Of Irish beaches, movies and romance
This is a collaborative post.
If you ask my husband why we chose to move to Wexford, Ireland from Johannesburg in South Africa, he’ll tell you it was for the beaches. If you know my husband you’ll know that he’s a messer – South Africans are spoilt for beaches. If you’ve ever been there you’ll know that the sunshine and high temperatures combined with a coastline that’s almost twice the length of Ireland’s, means that the beaches are where everyone flocks to as often as they can, for as long as they can. In fact, we would willingly drive the equivalent of the entire length of the Irish coastline in one day – which is the distance from Johannesburg to Cape Town – in order to get down to the seaside. (Ireland coastline is 1,448 km, South African coastline is 2,798.00 km, Distance from Johannesburg to Cape Town 1398km).
I recently conducted a survey on Facebook asking people what places they would recommend for first time visitors to Ireland from South Africa. Suggestions included the beautiful scenery of West Cork, Dingle and Wicklow but the one feature that came up more than once was the beaches along the Wexford coast. Wexford people are very proud of their beaches, for good reason. They are long, clean and seldom overcrowded.
Now admittedly that’s partly to do with the fact that nobody would describe the Irish climate as ‘beachy’. Most overseas visitors come here for the culture, the Guinness, the sheep and the green misty hills. However, Wexford’s beaches are popular not just with the locals but also with the rest of the country who choose to come down here to the Sunny South East for their summer holidays – that’s when they’re not going to Spain.
Not only does Ireland love the Wexford beaches but so do international move stars! Did you know that Tom Hanks walked these sandy shores? The beach landing scenes in the film Saving Private Ryan was filmed on Ballinesker beach as the stretch of coastline there resembled Normandy in the 1940’s.
One summer holiday we visited Omaha beach in France where D Day actually happened. Standing there looking over the waves and imagining the awful devastation was a moving experience but the coastline along these French beaches is now developed and the beach busy with holiday makers and fishermen launching small boats with tractors .
Ballinesker beach isn’t the only well known Irish film destination. Here is a link to an interesting infographic of over 30 films and TV shows that have been filmed in this country. Can you add any more names to the list? One that hasn’t been added is the tragic true story In the Name of the Father starring Daniel Day Lewis also used Kilmainham Gaol as a setting for part of the movie.
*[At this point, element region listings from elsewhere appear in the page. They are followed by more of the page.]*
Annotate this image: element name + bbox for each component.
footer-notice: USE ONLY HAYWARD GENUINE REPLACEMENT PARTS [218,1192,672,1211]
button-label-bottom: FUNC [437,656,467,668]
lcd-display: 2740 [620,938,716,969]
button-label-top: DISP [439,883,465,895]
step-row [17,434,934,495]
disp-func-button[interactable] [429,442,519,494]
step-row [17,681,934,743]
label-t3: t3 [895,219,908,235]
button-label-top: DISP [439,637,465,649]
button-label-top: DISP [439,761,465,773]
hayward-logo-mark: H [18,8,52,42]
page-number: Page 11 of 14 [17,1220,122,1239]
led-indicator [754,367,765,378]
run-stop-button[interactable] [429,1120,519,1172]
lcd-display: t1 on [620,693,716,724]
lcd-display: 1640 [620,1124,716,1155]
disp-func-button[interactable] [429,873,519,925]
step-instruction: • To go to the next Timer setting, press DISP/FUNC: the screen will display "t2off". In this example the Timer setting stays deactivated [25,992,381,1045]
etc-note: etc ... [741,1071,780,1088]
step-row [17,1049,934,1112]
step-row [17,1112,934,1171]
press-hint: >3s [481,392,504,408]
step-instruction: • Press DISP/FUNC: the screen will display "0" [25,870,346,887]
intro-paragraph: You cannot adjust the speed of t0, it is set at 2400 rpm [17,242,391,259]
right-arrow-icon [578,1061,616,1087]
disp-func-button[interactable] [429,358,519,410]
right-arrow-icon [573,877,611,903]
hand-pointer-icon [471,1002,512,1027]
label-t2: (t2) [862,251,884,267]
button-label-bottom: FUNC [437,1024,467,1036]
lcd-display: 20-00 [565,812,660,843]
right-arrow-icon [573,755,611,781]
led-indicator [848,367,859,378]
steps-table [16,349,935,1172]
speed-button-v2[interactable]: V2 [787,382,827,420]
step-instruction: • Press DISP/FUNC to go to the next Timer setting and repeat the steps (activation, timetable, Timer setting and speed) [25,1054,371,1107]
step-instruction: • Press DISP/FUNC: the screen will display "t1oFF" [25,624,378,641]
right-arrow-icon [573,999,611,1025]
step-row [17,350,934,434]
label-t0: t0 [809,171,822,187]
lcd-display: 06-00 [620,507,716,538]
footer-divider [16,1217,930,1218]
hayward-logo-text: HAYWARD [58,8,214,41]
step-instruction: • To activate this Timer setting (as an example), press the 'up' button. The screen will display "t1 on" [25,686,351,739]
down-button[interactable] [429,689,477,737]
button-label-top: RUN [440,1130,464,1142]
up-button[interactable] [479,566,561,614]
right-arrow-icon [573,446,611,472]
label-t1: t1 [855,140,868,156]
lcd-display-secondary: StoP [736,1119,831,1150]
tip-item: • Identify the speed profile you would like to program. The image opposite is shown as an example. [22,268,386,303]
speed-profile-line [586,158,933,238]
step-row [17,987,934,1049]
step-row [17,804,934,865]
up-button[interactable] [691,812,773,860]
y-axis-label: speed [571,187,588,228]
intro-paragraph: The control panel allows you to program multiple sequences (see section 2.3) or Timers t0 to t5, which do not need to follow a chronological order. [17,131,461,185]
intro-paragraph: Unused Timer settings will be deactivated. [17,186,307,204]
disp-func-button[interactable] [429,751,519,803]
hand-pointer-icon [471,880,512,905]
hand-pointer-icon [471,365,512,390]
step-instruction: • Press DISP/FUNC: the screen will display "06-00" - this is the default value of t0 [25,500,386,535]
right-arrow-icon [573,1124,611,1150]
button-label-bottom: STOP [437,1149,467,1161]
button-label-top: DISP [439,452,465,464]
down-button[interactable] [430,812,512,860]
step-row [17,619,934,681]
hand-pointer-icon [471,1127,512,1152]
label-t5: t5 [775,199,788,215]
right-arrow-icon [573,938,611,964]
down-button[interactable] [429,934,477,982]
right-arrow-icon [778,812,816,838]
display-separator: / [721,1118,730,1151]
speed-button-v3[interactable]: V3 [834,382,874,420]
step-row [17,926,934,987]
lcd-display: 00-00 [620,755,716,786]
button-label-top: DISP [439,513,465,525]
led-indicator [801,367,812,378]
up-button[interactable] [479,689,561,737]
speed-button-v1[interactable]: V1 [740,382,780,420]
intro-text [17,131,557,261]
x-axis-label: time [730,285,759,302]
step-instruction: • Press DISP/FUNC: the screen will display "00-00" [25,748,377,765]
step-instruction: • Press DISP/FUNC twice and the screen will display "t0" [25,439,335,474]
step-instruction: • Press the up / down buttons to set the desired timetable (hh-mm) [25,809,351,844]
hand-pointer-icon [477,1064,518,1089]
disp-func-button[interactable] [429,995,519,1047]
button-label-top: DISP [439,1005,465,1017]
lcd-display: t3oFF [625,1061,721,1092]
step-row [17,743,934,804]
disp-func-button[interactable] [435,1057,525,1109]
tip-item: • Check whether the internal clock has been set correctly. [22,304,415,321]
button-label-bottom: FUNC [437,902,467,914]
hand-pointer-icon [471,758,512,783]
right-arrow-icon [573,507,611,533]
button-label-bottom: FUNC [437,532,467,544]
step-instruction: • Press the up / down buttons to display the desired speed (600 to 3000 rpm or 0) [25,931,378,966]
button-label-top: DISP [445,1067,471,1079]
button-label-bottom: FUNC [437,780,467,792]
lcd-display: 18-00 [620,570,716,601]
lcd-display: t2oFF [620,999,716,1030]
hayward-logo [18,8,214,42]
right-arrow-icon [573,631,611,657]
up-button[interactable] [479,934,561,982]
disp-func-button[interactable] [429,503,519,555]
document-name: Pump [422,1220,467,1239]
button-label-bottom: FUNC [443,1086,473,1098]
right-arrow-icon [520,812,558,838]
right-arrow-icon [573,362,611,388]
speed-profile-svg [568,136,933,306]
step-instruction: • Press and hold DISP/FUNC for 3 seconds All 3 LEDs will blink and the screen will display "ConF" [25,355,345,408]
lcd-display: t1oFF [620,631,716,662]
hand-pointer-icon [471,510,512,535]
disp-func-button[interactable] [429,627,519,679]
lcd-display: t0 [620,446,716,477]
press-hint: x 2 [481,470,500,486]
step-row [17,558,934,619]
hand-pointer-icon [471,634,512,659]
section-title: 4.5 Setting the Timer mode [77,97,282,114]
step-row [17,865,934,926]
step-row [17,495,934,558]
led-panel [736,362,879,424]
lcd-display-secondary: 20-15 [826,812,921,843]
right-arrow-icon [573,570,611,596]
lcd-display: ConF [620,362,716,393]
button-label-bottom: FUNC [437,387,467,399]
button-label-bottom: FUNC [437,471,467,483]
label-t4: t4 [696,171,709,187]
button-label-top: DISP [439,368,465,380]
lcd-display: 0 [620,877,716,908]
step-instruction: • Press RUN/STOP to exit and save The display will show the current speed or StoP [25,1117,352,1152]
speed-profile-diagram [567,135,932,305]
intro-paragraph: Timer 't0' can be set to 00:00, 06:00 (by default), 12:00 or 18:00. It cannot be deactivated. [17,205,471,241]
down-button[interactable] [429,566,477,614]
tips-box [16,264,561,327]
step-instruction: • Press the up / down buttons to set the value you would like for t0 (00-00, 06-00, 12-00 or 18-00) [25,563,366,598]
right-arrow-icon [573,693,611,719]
Thinking back to why I always wanted to live in Ireland, I blame Riverdance. This fabulous production celebrates its 25th anniversary this year and shortly after it came out, we were living in London so we managed to get tickets for a performance in Hammersmith. We could only afford the standing room tickets right at the back of the theatre but that turned out to be a good thing as I was unable to stand still. I have never done a step of Irish dancing classes in my life but that night I was jiggling about as though I was Michael Flatley himself.
To me this country was all about the romance of the haunting music; there’s an evocation that’s both magical and spiritual in the style of singing and sound of the instruments. Who can resist the moving combination of harp and uilleann pipes or fiddle and bodhran drum? And speaking of romance, we celebrate our 25th anniversary this year too, my hubby and I, and we are thinking of a return trip to London even though Riverdance has returned to Ireland.
Once we moved here I noticed on the first day on the bus ride from Dublin down to Wexford that this is a real life country and not everyone in Ireland lives in quaint thatch cottages or rides about on battered old scooters. (Have you seen Waking Ned Devine – which actually wasn’t shot in Ireland?). Also not everyone dances or sings very well, you can ask my friend Mary and she’ll tell you herself.
I’m not a fan of sunbathing and thank goodness for that as I might be a bit frustrated in Ireland. In my opinion, beaches are the best places to walk (or even sing and maybe dance), and the stormier the better! Pounding these sands with friends, I have threshed out problems, and tramped off pounds (the Christmas dinner type).
Coming from Johannesburg, I’m especially grateful that we ended up living somewhere where it takes me less than half an hour before I can put my toes in the sand and my face into a salty breeze.
Who knows, maybe one day before our 50th wedding anniversary my husband and I will fulfill our musical ambitions – mine to play the harp and he the uilleann pipes and we’ll sit (albeit a trifle awkwardly and encumbered) on the beach, our ancient and remaining hair flapping in the breeze, to the strains of our own South African version of Irish romance.